The challenge for a new breed of authentic CEOs will be to embrace their own, their partners’, and their business’ vulnerabilities. Where do we start?
A three-point vulnerability challenge for authentic CEOs
The core authentic leadership challenge for all CEOs is to present and manage the three types of vulnerabilities as opportunities. Our research points to a three-point starter pack for CEOs ready to rise to the vulnerability challenge.
Step 1: Diffusing hubris to address endemic vulnerability
First of all, most CEOs’ Achilles heel is their hubris. Checking your ego is the first introspective step towards managing our humanness in the executive suite. In our experience, most CEOs operate in a kind of echo chamber in which the executive team panders to them (several studies have documented this). Invariably, this results in leaders overestimating their performance and capabilities relative to competitors, leading to inflated projections and value destruction. A useful guideline for how to diagnose and disable hubris can be found here.
Step 2: Opening up to address relational vulnerability
Secondly, vulnerability involves allowing someone to act in your interests when you are looking the other way. Trust, in other words. Authentic CEOs get into trouble when they extend trust without expressly acknowledging it. Instead, any act of trust must involve a clear and judicious identification of the vulnerability and the threats involved. Attention is a limited resource, and being vulnerable absorbs a lot of attention. So the choice of whom to be vulnerable to is key. Of particular importance is being vulnerable to customers. With well-informed and engaged customers, a key action becomes to proactively share, listen and involve customers in the co-creation of value.

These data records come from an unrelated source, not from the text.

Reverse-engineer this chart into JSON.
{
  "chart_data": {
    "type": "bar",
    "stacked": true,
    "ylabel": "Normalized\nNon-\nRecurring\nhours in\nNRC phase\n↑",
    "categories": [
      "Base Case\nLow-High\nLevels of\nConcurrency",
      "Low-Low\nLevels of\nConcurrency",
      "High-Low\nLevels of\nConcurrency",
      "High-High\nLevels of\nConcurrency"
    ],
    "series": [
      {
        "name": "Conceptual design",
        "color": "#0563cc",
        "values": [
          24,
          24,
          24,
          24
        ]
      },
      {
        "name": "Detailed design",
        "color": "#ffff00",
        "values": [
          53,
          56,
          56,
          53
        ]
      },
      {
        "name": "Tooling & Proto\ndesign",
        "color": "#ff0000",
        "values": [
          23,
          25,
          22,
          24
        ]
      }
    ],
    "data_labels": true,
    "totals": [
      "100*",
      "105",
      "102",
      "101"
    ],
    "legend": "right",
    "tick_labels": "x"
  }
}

Being vulnerable to customers does not involve preferential treatment to the hard-up among them, for example; it means not offering a value proposition unless you are unreservedly prepared to make customers whole if and when you let them down.
Step three: Stopping the spin in tackling exogenous vulnerability
Setbacks will happen. Authentic leadership consultants often urge CEOs to share their war stories – this is supposed to convey that they are vulnerable and approachable. In our experience, this course of action is transparently forced, inauthentic and, worse, makes CEOs look like posers. Public relations-inspired rhetoric is equally superficial; it follows the playbook of accepting mistakes, apologizing, and outlining proposed changes. In an era of fake news and information overload, authenticity is only present in the simple truth.
Setbacks are exactly when authentic leaders can step up and engage in honest communication about their core vulnerabilities, such as the fact that no CEO of a big business can be on top of the behaviour of each employee and process. Likewise, when the business succeeds, CEOs need to be open about the vulnerabilities hidden in their current strengths.
Vulnerability is a precondition for authenticity. Vulnerability cannot be real unless CEOs move away from lining their pockets no matter what to having some real skin in the game.
Our three-step vulnerability challenge is a starting point for anyone who is serious about authentic leadership.